Currently submitted to: Journal of Medical Internet Research
Date Submitted: Feb 26, 2026
Open Peer Review Period: Feb 27, 2026 - Apr 24, 2026
(currently open for review)
Warning: This is an author submission that is not peer-reviewed or edited. Preprints - unless they show as "accepted" - should not be relied on to guide clinical practice or health-related behavior and should not be reported in news media as established information.
The Impact of eHealth Literacy on Health Behaviors in the Post-Pandemic Era Following COVID-19: A Systematic Review and Meta-Analysis
ABSTRACT
Background:
Since the COVID 19 pandemic, health care and health information seeking have become increasingly digitally mediated. It remains unclear whether eHealth literacy is consistently associated with health behaviors across different behavioral functions and social contexts in the post COVID 19 era.
Objective:
To synthesize post COVID 19 evidence on the association between eHealth literacy and health behaviors and to examine whether this association varies by health behavior domain, country income context, and population age structure.
Methods:
We conducted a PRISMA 2020 compliant systematic review and meta analysis registered in PROSPERO (CRD4201009048). PubMed, Embase, and the Cochrane Library were searched from inception to January 28, 2026. Observational studies were eligible if they assessed eHealth literacy using a validated instrument with an explicit score, measured health behavior outcomes that could be classified as health decision making, health promotion, or health management, and collected data in 2020 or later or explicitly reported the timing of data collection.
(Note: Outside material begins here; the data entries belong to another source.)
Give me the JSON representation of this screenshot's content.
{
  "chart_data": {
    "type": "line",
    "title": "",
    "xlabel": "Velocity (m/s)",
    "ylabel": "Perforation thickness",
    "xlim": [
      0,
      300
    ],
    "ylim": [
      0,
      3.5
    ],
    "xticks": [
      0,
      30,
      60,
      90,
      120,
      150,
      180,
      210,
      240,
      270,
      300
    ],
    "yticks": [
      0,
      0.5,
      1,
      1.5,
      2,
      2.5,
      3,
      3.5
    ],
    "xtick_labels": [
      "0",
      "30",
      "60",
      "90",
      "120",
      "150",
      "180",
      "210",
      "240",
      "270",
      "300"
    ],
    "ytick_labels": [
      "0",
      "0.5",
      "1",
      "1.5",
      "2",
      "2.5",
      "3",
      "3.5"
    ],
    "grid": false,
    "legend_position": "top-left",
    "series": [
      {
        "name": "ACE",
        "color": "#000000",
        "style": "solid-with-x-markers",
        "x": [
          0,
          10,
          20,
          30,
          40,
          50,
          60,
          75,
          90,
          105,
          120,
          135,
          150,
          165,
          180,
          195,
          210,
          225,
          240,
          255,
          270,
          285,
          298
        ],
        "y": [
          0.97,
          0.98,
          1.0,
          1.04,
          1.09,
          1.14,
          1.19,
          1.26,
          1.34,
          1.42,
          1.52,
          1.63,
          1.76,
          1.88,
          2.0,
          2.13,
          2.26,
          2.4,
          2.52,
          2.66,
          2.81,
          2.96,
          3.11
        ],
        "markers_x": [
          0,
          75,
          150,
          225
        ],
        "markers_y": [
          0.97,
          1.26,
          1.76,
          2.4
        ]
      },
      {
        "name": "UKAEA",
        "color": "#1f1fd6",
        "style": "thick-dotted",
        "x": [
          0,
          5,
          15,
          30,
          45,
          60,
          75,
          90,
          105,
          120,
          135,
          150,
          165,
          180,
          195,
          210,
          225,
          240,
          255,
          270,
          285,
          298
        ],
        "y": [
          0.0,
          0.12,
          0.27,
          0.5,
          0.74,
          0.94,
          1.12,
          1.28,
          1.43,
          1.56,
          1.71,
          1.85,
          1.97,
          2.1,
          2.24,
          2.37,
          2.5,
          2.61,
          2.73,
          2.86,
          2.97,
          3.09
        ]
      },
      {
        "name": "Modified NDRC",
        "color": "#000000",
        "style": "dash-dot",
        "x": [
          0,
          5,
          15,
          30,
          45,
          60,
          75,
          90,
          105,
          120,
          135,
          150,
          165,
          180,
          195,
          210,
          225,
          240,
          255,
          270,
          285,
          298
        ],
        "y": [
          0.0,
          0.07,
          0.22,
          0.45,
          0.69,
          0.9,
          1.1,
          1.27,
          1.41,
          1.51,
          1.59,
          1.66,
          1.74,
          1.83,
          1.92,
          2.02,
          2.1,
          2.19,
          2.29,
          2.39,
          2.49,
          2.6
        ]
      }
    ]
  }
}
Odds ratios and correlation coefficients were synthesized separately using random effects models with Hartung Knapp adjustment. Funnel plots and trim and fill were used to assess small study effects. Subgroup differences were tested using between group heterogeneity statistics. Studies with non comparable outcomes were summarized narratively.
Results:
Twenty two studies met the inclusion criteria, including 15 studies contributing quantitative effect estimates and 7 studies summarized narratively. Overall associations were directionally positive, with substantial heterogeneity and sensitivity to small study effects. Behavioral domain was the most consistent source of between study variation across effect size frameworks. Income context moderated associations in the correlation based synthesis, whereas age structure did not show significant moderation. Narrative evidence was most consistent for health decision making outcomes, more mixed for health promotion outcomes, and more variable and generally weaker for health management outcomes.
Conclusions:
In post COVID 19 studies, eHealth literacy is generally associated with health behaviors, but the strength and consistency of this relationship vary across behavioral domains and settings. Future longitudinal and intervention research using more comparable behavior measures is needed to clarify directionality and to inform context tailored strategies for improving eHealth literacy and health behavior.